Some students are still deciding whether to live in on-campus residence halls as the University plans to have in-person classes during the fall semester while COVID-19 cases continue to increase in Texas.
Over 1,500 students canceled their on-campus housing contracts as of July 12, leaving 5,858 with contracts, said Aaron Voyles, director for Residence Hall Operations. In fall of 2019, 7,022 students had housing contracts and only 671 students canceled, Voyles said.
Voyles said UT removed the fee for canceling housing contracts, but is not offering more single-occupancy rooms than before the pandemic. He said University Housing and Dining considered general student well-being when deciding to keep double-occupancy rooms.
“If you go to single occupancy, you have fewer spaces on campus as well and students shipped off campus,” Voyles said. “They may be pushed into more dense areas with multiple roommates. There may be transportation issues that they have to manage, higher student costs to pay for singles off campus.”
Single rooms with private bathrooms offer the best protection from COVID-19 spread, according to guidance for living on campus on the Protect Texas Together website.

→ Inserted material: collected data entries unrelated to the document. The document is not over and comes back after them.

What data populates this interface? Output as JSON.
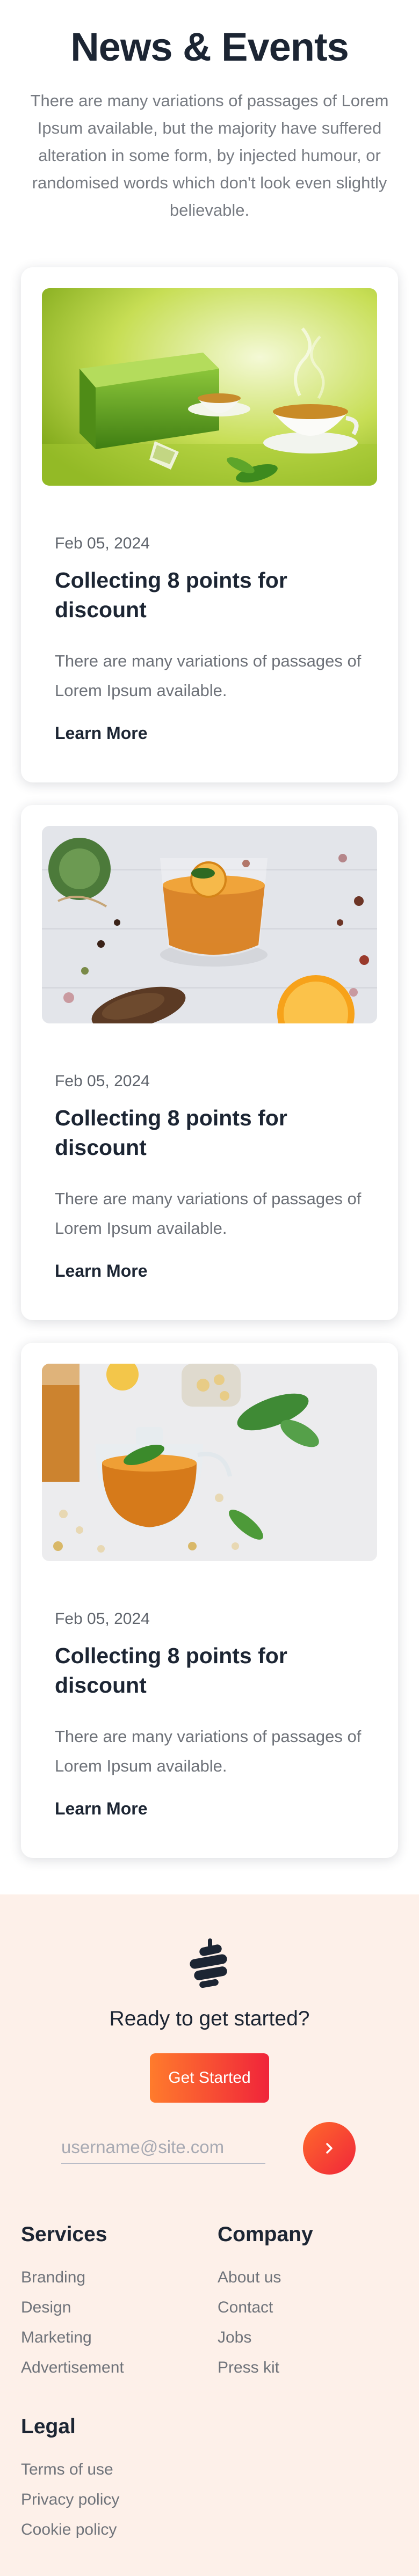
{
  "news": {
    "title": "News & Events",
    "description": "There are many variations of passages of Lorem Ipsum available, but the majority have suffered alteration in some form, by injected humour, or randomised words which don't look even slightly believable."
  },
  "cards": [
    {
      "image": "green-tea-box-image",
      "date": "Feb 05, 2024",
      "title": "Collecting 8 points for discount",
      "text": "There are many variations of passages of Lorem Ipsum available.",
      "link": "Learn More"
    },
    {
      "image": "orange-tea-glass-image",
      "date": "Feb 05, 2024",
      "title": "Collecting 8 points for discount",
      "text": "There are many variations of passages of Lorem Ipsum available.",
      "link": "Learn More"
    },
    {
      "image": "herbal-tea-teapot-image",
      "date": "Feb 05, 2024",
      "title": "Collecting 8 points for discount",
      "text": "There are many variations of passages of Lorem Ipsum available.",
      "link": "Learn More"
    }
  ],
  "footer": {
    "logo_icon": "brand-logo-icon",
    "cta_heading": "Ready to get started?",
    "cta_button": "Get Started",
    "email_placeholder": "username@site.com",
    "send_icon": "chevron-right-icon",
    "services": {
      "heading": "Services",
      "links": [
        "Branding",
        "Design",
        "Marketing",
        "Advertisement"
      ]
    },
    "company": {
      "heading": "Company",
      "links": [
        "About us",
        "Contact",
        "Jobs",
        "Press kit"
      ]
    },
    "legal": {
      "heading": "Legal",
      "links": [
        "Terms of use",
        "Privacy policy",
        "Cookie policy"
      ]
    }
  },
  "colors": {
    "accent_start": "#ff7b2c",
    "accent_end": "#f0243a",
    "footer_bg": "#fdf0e9",
    "heading": "#1c2533",
    "body_text": "#6d7178"
  }
}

Biology junior Kylie Benavides said she does not want to live in a double-occupancy room as her two autoimmune diseases put her at high risk for severe complications due to COVID-19.
“I lived in a dorm last year in Kinsolving,” Benavides said. “It was so small. If your roommate gets coronavirus, there's a very high chance that you're going to get it too, from living in such a close space.”
Voyles said UHD plans to block off certain rooms, decrease furniture in lounges, add barriers between sinks in community bathrooms and prohibit guests as extra precautions.
Voyles said students who need any medical accommodations would need to coordinate with Services for Students with Disabilities. Benavides said she requested a single-occupancy room through SSD, but is also looking for an off-campus apartment. She said she is worried she will not complete the process before she has to move.
Sara Kennedy, manager of strategic and executive communications for the Office of the Dean of Students, said the Student Conduct and Academic Integrity team is launching a new referral form specifically for health and safety rules. Voyles said students will be asked to sign an amendment to UHD terms and conditions agreeing to health and safety expectations.
Kennedy said any student who does not follow health and safety rules around COVID-19 will be issued one written warning, which will stay on their file and appear to professional and graduate schools.
“Students refusing to adhere to rules will most likely be suspended from UT,” Kennedy said.
Spandana Kamepalli, incoming business honors and finance freshman, said she will live in Jester West Residence Hall and hopes other residents take social distancing seriously.
“I'm going (to live on-campus) because I feel like I might miss out on stuff if I don't,” Kamepalli said. “Once we’re moved in, I want (others) to not hang out with huge groups and wear a mask when they go out, just take precautions like everyone does when they’re at home and not be tempted to change how they’re quarantining because they’re in a dorm.”